Winslet, meanwhile, suffuses this part with great integrity (and so little German accent), but the film shields her from the horrors of her character's transgressions. It's not a shock to see Winslet in a role like this. There is almost nothing she can't act her way through. But her movie star elegance presents a smoke screen for the character's morality. It feels like a sin not to like her.

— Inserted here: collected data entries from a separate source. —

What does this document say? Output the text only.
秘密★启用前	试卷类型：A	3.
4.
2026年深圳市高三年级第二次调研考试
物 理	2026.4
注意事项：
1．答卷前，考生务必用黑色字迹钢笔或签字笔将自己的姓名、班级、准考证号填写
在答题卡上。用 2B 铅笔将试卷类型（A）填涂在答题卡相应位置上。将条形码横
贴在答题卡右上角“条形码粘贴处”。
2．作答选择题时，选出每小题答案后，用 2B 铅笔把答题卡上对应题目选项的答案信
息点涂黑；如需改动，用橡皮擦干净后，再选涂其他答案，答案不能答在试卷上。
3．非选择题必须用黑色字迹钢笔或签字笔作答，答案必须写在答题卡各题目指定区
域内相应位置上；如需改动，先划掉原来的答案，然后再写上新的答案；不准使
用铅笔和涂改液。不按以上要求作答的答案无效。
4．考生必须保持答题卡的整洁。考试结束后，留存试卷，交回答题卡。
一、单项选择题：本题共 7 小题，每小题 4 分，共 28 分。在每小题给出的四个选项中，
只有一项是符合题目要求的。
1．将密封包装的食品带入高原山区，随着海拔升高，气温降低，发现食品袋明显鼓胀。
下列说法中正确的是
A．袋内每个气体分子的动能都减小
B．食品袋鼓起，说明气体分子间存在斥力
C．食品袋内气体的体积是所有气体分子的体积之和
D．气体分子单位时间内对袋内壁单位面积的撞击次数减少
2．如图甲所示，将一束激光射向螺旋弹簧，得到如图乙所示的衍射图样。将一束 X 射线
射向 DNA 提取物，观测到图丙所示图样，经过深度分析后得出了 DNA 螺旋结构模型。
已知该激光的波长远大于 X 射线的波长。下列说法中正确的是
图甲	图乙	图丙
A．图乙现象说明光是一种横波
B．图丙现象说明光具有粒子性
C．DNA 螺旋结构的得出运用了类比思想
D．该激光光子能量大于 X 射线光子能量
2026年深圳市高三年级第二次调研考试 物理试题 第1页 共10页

So much of a movie is driven by images. What we don't see can often be as powerful as what we do. And what we don't see in "The Reader" -- the feet that walked in all those caged shoes, say -- constitutes a vulgarity of omission. Hearing about Hanna's crimes is not quite the same as watching her commit them. That the criminal in this instance is Winslet demands more than hearsay to convey that this lovely woman could be the perpetrator of any atrocity greater than that Nancy Meyer movie "The Holiday." The filmmakers are comfortable showing Hanna's sexual nudity when, really, we need proof of her moral nakedness. Otherwise, what we're told radically alters the meaning of what we see. Now, it's "The Sorrow and the Pretty."
This, of course, is a matter of taste and tastefulness. The trial acknowledges that the Holocaust was heinous while keeping intact the essential purity of its star. "The Reader" goes even further in building what amounts to a consecration of a war criminal, sentimentalizing something that is beyond sentiment. The trial's outcome hinges on whether Hanna can read. And here the film stages its most galling moral idea -- that the shame of possible illiteracy might outweigh the crime of mass murder.
After we've spent so many scenes watching a repentant old Hanna educate herself with her ex-lover's help, the movie tries a last-minute effort to put its sentimentality in perspective. Michael pays a beseeching visit to one of Hanna's survivors (a cuttingly good Lena Olin), who tells him that the Holocaust was not therapy, despite all evidence here to the contrary. Hanna may be full of apology. But it's unseemly to plead for an audience to accept it.